Ayetin sonunda, Allah insanları uyarıyor ve müjdeliyor. Müslümanları şöyle uyarıyor: “…Bilin ki Allah, gönlünüzdekileri bilir…” Allah’ın her şeyi bildiğine kesin şekilde inanmamız gerekir. Zira Arapçada ilim edin, bilin manası Türkçeye çevrildiğinde inanın anlamına gelir. Kur’an’da ilim kelimesi “kesin şekilde inanmak” manasında birçok yerde geçmektedir. Bu nedenle ilim edin sözcüğüne inanın manası vermek daha doğrudur. İnanmak ise bilmekten geçer. İnsan hakikati bilince inanır. Nitekim Allah’ın içimizden ne geçtiğini bildiğine inanmamız farzdır, yoksa imandan çıkarız. Bundan Allah’a sığınırız!

İnsan Allah’ın içinde geçenleri dahi bildiğine inanır ve düşünürse Allah’tan korkar, Allah’ın emrine aykırı hareket yapmaz veya söz sarf etmez.  Bu nedenle ayette Allah’ın içinizde geçtiğini bildiğine inanın ifadesinden sonra hemen ondan sakının ifadesini kullanmıştır.  Buna göre, sakınmak veya Allah’tan korkmak Allah’ın bizi işittiğini, gördüğünü, kontrol ettiğini ve hatta içimizde geçenleri, niyet ve maksatlarımızı bildiğine inandıktan sonra gerçekleşir. 

Buna inanmayan kimseleri Allah’tan sakındırmak abes bir şeydir.  Bunları korkutan gücü göstermek gerekir.
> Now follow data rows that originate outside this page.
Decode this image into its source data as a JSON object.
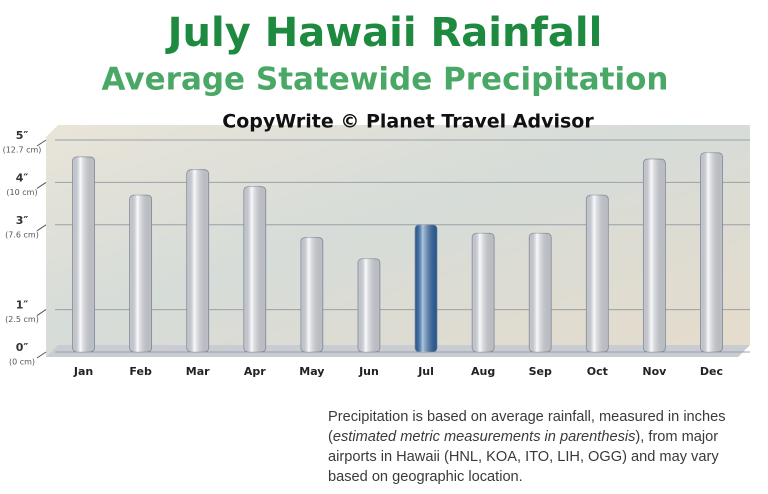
{
  "chart_data": {
    "type": "bar",
    "title": "July Hawaii Rainfall",
    "subtitle": "Average Statewide Precipitation",
    "copyright": "CopyWrite © Planet Travel Advisor",
    "categories": [
      "Jan",
      "Feb",
      "Mar",
      "Apr",
      "May",
      "Jun",
      "Jul",
      "Aug",
      "Sep",
      "Oct",
      "Nov",
      "Dec"
    ],
    "values": [
      4.6,
      3.7,
      4.3,
      3.9,
      2.7,
      2.2,
      3.0,
      2.8,
      2.8,
      3.7,
      4.55,
      4.7
    ],
    "colors": [
      "#eef2fa",
      "#eef2fa",
      "#eef2fa",
      "#eef2fa",
      "#eef2fa",
      "#eef2fa",
      "#2f6db5",
      "#eef2fa",
      "#eef2fa",
      "#eef2fa",
      "#eef2fa",
      "#eef2fa"
    ],
    "ylim": [
      0,
      5
    ],
    "yticks": [
      {
        "value": 0,
        "label": "0″"
      },
      {
        "value": 1,
        "label": "1″"
      },
      {
        "value": 3,
        "label": "3″"
      },
      {
        "value": 4,
        "label": "4″"
      },
      {
        "value": 5,
        "label": "5″"
      }
    ],
    "ytick_cm_labels": [
      "(0 cm)",
      "(2.5 cm)",
      "(7.6 cm)",
      "(10 cm)",
      "(12.7 cm)"
    ],
    "grid": true
  },
  "footnote": {
    "parts": [
      "Precipitation is based on average rainfall, measured in inches (",
      "estimated metric measurements in parenthesis",
      "), from major airports in Hawaii (HNL, KOA, ITO, LIH, OGG) and may vary based on geographic location."
    ]
  }
}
Böyleleri Allah’tan korkmadıkları için her kötülüğü yapmaya hazırdır, topluma büyük zarar verirler, huzur ve istikrarı bozarlar. Bu nedenle İslam Hilafet devletinin varlığına elzem bir şekilde ihtiyaç vardır.

Allah Müslümanları şöyle müjdeliyor; “…Şunu iyi bilin ki Allah gafurdur, halîmdir…” Allah’ın mağfiret sahibi ve halim olduğuna ilim edin, kesin şekilde inanın!  Müslüman hata edebilir, günah işleyebilir, kötülük yapabilir.  Ama Allah’ın hemen kendisine ceza vermeyeceğine, halim olduğuna inanmalıdır. Allah kuluna tövbe etmek için zaman tanır. Çünkü Allah bağışlayıcıdır.

Ayette Allah’ın sıfatı olan halim sözcüğü geçti. Halim; aceleci olmayan, sakin olan, hemen sinirlenmeyen, derin düşünen ve geleceği bilen ve görendir.  Bu sıfata göre, Allah günah işleyene hemen ceza vermez, ona tövbe etmek için zaman tanır.  İnsan tövbe edince Allah onu affeder, onun günahını bağışlar.

İşte rabbimiz ne kadar merhametlidir! Günah işleyenler Allah’ın cezası gelmeden hemen tövbe etsinler. Müslüman bir günah işlerse hemen mağfiret dilesin ve tövbe etsin ki Allah’ın azabı başına gelmesin.